Columnar might be faster for supported queries, but row would be simpler to implement and more flexible (since the critical data processing would more or be taking place on the CPU).

I would have to play with it to be sure, and I don't have access to a cluster of GPUs anymore (and never had access to one with NVLink or GPUDirect).

dogma1138 · on May 8, 2017

But the AST is effectively a "tiered system" lets say you have a 20TB of DB, 96GB fits in VRAM, 2 fits in your RAM, 17 and change are on your disks.

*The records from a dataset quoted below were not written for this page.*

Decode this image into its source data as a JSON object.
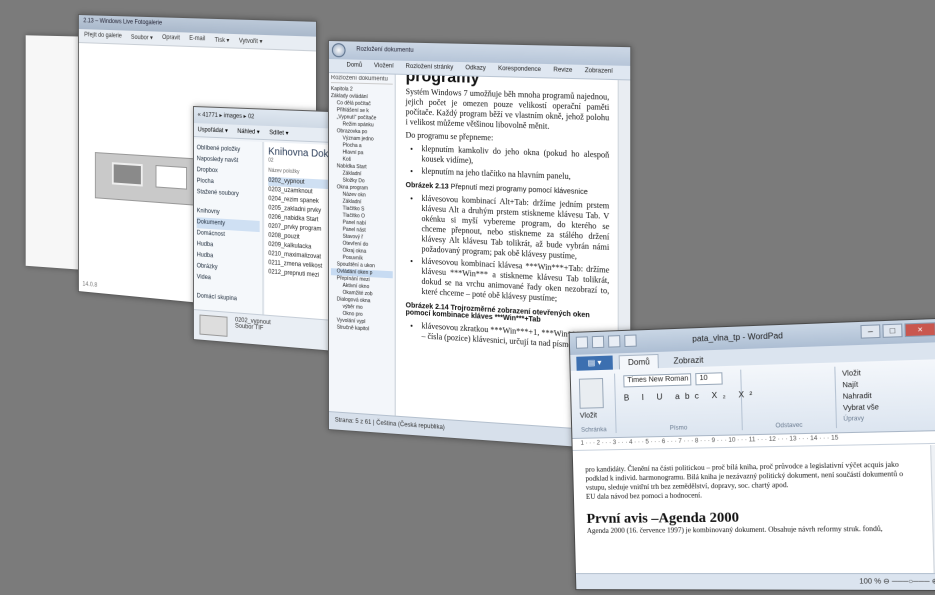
{
  "ie": {
    "title": "2.13 – Windows Live Fotogalerie",
    "toolbar": [
      "Přejít do galerie",
      "Soubor ▾",
      "Opravit",
      "E-mail",
      "Tisk ▾",
      "Vytvořit ▾"
    ],
    "footer": "14.0.8"
  },
  "explorer": {
    "address": "« 41771 ▸ images ▸ 02",
    "toolbar": [
      "Uspořádat ▾",
      "Náhled ▾",
      "Sdílet ▾"
    ],
    "nav_items": [
      "Oblíbené položky",
      "Naposledy navšt",
      "Dropbox",
      "Plocha",
      "Stažené soubory",
      "",
      "Knihovny",
      "Dokumenty",
      "Domácnost",
      "Hudba",
      "Hudba",
      "Obrázky",
      "Videa",
      "",
      "Domácí skupina"
    ],
    "library_title": "Knihovna Doku",
    "library_sub": "02",
    "col_caption": "Název položky",
    "files": [
      "0202_vypnout",
      "0203_uzamknout",
      "0204_rezim spanek",
      "0205_zakladni prvky",
      "0206_nabidka Start",
      "0207_prvky program",
      "0208_pouzit",
      "0209_kalkulacka",
      "0210_maximalizovat",
      "0211_zmena velikost",
      "0212_prepnuti mezi"
    ],
    "status_name": "0202_vypnout",
    "status_type": "Soubor TIF",
    "status_label2": "Naposledy"
  },
  "word": {
    "title": "Rozložení dokumentu",
    "ribbon": [
      "Domů",
      "Vložení",
      "Rozložení stránky",
      "Odkazy",
      "Korespondence",
      "Revize",
      "Zobrazení"
    ],
    "nav_header": "Rozložení dokumentu",
    "nav_items": [
      "Kapitola 2",
      "Základy ovládání",
      "Co dělá počítač",
      "Přihlášení se k",
      "„Vypnutí“ počítače",
      "Režim spánku",
      "Obrazovka po",
      "Význam jedno",
      "Plocha a",
      "Hlavní pa",
      "Koš",
      "Nabídka Start",
      "Základní",
      "Složky Do",
      "Okna program",
      "Název okn",
      "Základní",
      "Tlačítko S",
      "Tlačítko O",
      "Panel nabí",
      "Panel nást",
      "Stavový ř",
      "Otevření do",
      "Okraj okna",
      "Posuvník",
      "Spouštění a ukon",
      "Ovládání oken p",
      "Přepínání mezi",
      "Aktivní okno",
      "Okamžité zob",
      "Dialogová okna",
      "výběr mo",
      "Okno pro",
      "Vyvolání vypl",
      "Stručně kapitol"
    ],
    "heading": "programy",
    "p1": "Systém Windows 7 umožňuje běh mnoha programů najednou, jejich počet je omezen pouze velikostí operační paměti počítače. Každý program běží ve vlastním okně, jehož polohu i velikost můžeme většinou libovolně měnit.",
    "p2": "Do programu se přepneme:",
    "b1": "klepnutím kamkoliv do jeho okna (pokud ho alespoň kousek vidíme),",
    "b2": "klepnutím na jeho tlačítko na hlavním panelu,",
    "fig1_num": "Obrázek 2.13",
    "fig1_text": "Přepnutí mezi programy pomocí klávesnice",
    "b3": "klávesovou kombinací Alt+Tab: držíme jedním prstem klávesu Alt a druhým prstem stiskneme klávesu Tab. V okénku si myší vybereme program, do kterého se chceme přepnout, nebo stiskneme za stálého držení klávesy Alt klávesu Tab tolikrát, až bude vybrán námi požadovaný program; pak obě klávesy pustíme,",
    "b4": "klávesovou kombinací klávesa ***Win***+Tab: držíme klávesu ***Win*** a stiskneme klávesu Tab tolikrát, dokud se na vrchu animované řady oken nezobrazí to, které chceme – poté obě klávesy pustíme;",
    "fig2_num": "Obrázek 2.14",
    "fig2_text": "Trojrozměrné zobrazení otevřených oken pomocí kombinace kláves ***Win***+Tab",
    "b5": "klávesovou zkratkou ***Win***+1, ***Win***+2 apod. – čísla (pozice) klávesnici, určují ta nad písmeny",
    "status": "Strana: 5 z 61 | Čeština (Česká republika)"
  },
  "wordpad": {
    "title": "pata_vlna_tp - WordPad",
    "menu": "▤ ▾",
    "tab_home": "Domů",
    "tab_view": "Zobrazit",
    "paste": "Vložit",
    "clipboard": "Schránka",
    "font": "Times New Roman",
    "size": "10",
    "font_group": "Písmo",
    "format": "B I U abc X₂ X²",
    "para_group": "Odstavec",
    "insert": "Vložit",
    "find": "Najít",
    "replace": "Nahradit",
    "select_all": "Vybrat vše",
    "edit_group": "Úpravy",
    "ruler": "1 · · · 2 · · · 3 · · · 4 · · · 5 · · · 6 · · · 7 · · · 8 · · · 9 · · · 10 · · · 11 · · · 12 · · · 13 · · · 14 · · · 15",
    "p1": "pro kandidáty. Členění na části politickou – proč bílá kniha, proč průvodce a legislativní výčet acquis jako podklad k individ. harmonogramu. Bílá kniha je nezávazný politický dokument, není součástí dokumentů o vstupu, sleduje vnitřní trh bez zemědělství, dopravy, soc. chartý apod.",
    "p2": "EU dala návod bez pomoci a hodnocení.",
    "heading": "První avis –Agenda 2000",
    "p3": "Agenda 2000 (16. července 1997) je kombinovaný dokument. Obsahuje návrh reformy struk. fondů,",
    "zoom": "100 %"
  }
}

Today the GPU can see this as a single continuous memory space, you have it does the AST and handles page faults when needed and tries to optimize the execution of each task by prefetching the needed data to the VRAM by it self through branch prediction or by programming the usage hints yourself.

Here is a short paper/write up on the unified memory in Pascal, look at the difference between optimizing/profiling your memory usage and using the prefetch hints, you going from increasing your data set by 4 times of max GPU memory and getting performance reduced by about 3.8-4 times relying on page faults alone to only losing less than 50% of your performance while going over 4 times your maximum available VRAM.

The same thing can be done on cards with 24GB, and the magic is that the performance drop actually levels off at about 2-3 times your maximum available VRAM which is why the difference between 2 and 4 times the amount of memory isn't that big in terms of performance hit/gain to over allocation ratio, so 8 times your amount of memory is not that far behind the penalty you already pay for using 4 times more.

And yes there is no scenario in which you do not lose performance, but the unified memory solution in NVIDIA GPUs is a very good solution to reduce the penalty and if you really need to go balls to the wall you'll actually benefit from the scaling.